Le monde a perdu plus des deux tiers de ses populations d’animaux sauvages en moins de 50 ans, principalement à cause de l’activité humaine, a averti jeudi le Fonds mondial pour la nature (WWF), qui pointe les dangers de cet effondrement pour l’avenir de l’humanité. Entre 1970 et 2016, 68 % de cette faune sauvage a disparu, selon l’Indice planète vivante,outil de référence publié tous les deux ans par le WWF. La cause principale est la destruction d’habitats naturels, notamment pour l’agriculture, une tendance qui risque de favoriser de nouvelles pandémies du type Covid-19 en mettant au contact humains et animaux, ce qui favorise la transmission de virus d’espèce à espèce. Le rapport souligne également les effets attendus du réchauffement climatique, qui modifie lui aussi les habitats naturels et met "jusqu’à 20 % des espèces sauvages en danger d’extinction d’ici la fin du siècle".

Cet indice, compilé en coopération avec la Société zoologique de Londres, prend en compte environ 4 000 espèces de vertébrés, répartis en quelque 21 000 populations d’animaux à travers le monde. Il enregistre une nouvelle accélération de la chute de biodiversité, qui s’établissait à 60 % lors du dernier rapport en 2018 (pour la période 1970-2014). "Depuis 30 ans, nous voyons la chute s’accélérer et ça continue dans la mauvaise direction, résume Marco Lambertini, le directeur mondial du WWF. Nous assistons à la destruction de la nature par l’humanité. […] De fait, c’est un écocide."

Une expo et une campagne d’actions en Belgique

Si la situation est alarmante, le rapport s’accompagne cependant d’une lueur d’espoir, avec la parution simultanée d’une étude réalisée avec une quarantaine d’autres ONG et instituts de recherche. Intitulée "Infléchir la courbe" et publiée jeudi dans la revue Nature, celle-ci modélise une série de scénarios d’actions possibles pour préserver la nature ou les espèces, mais aussi réduire l’empreinte de la production agricole ou de la consommation humaine, notamment de produits issus de l’élevage.

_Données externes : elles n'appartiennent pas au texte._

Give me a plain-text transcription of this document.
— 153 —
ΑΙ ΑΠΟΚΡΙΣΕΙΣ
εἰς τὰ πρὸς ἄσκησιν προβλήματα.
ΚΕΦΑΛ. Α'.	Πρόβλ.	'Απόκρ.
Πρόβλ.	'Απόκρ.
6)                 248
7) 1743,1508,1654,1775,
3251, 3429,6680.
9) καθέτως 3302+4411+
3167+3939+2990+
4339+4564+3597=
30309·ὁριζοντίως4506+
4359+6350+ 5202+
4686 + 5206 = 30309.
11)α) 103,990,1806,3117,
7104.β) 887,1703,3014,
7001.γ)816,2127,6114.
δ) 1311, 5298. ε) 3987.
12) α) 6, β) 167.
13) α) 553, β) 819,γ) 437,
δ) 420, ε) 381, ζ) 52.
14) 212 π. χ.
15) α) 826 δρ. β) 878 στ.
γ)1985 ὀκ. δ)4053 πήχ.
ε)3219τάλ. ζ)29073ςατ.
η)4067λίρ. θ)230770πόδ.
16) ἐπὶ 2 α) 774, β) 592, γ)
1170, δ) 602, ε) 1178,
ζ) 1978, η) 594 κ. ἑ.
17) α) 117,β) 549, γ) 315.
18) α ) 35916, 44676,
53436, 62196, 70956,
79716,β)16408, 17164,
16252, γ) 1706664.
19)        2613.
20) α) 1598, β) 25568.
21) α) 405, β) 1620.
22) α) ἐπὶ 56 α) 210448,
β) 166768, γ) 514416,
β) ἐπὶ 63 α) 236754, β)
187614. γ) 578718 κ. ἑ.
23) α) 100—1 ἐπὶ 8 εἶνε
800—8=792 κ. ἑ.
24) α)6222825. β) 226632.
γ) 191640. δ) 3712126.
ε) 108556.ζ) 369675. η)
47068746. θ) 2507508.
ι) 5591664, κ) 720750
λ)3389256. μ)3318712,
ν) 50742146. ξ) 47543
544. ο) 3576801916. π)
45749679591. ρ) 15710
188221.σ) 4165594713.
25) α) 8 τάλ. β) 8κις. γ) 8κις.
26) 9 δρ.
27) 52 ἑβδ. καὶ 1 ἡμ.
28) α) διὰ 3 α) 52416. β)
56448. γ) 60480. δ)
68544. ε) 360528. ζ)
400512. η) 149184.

L’importance de la biodiversité est par ailleurs au cœur d’une nouvelle exposition permanente de 2 000 m2 au muséum des Sciences naturelles de Belgique. Par le biais de quatre zones interactives et éducatives, celle-ci explique le rôle de la biodiversité sur Terre et pourquoi nous devons la protéger.

Lancée le 22 mai 2020, la campagne "Sauvons la biodiversité, ensemble et maintenant" récolte pour sa part un certain succès malgré les difficultés créées par l’omniprésence du Covid-19. Initiée par le mouvement #EnsemblePourLaBiodiversité qui rassemble 75 organismes traitant de biodiversité en Belgique et leurs experts, celui-ci propose aux citoyens unesérie de gestes simples, individuels ou participatifs, accessibles à tous et validés scientifiquement pour apporter leur petite pierre à ce combat.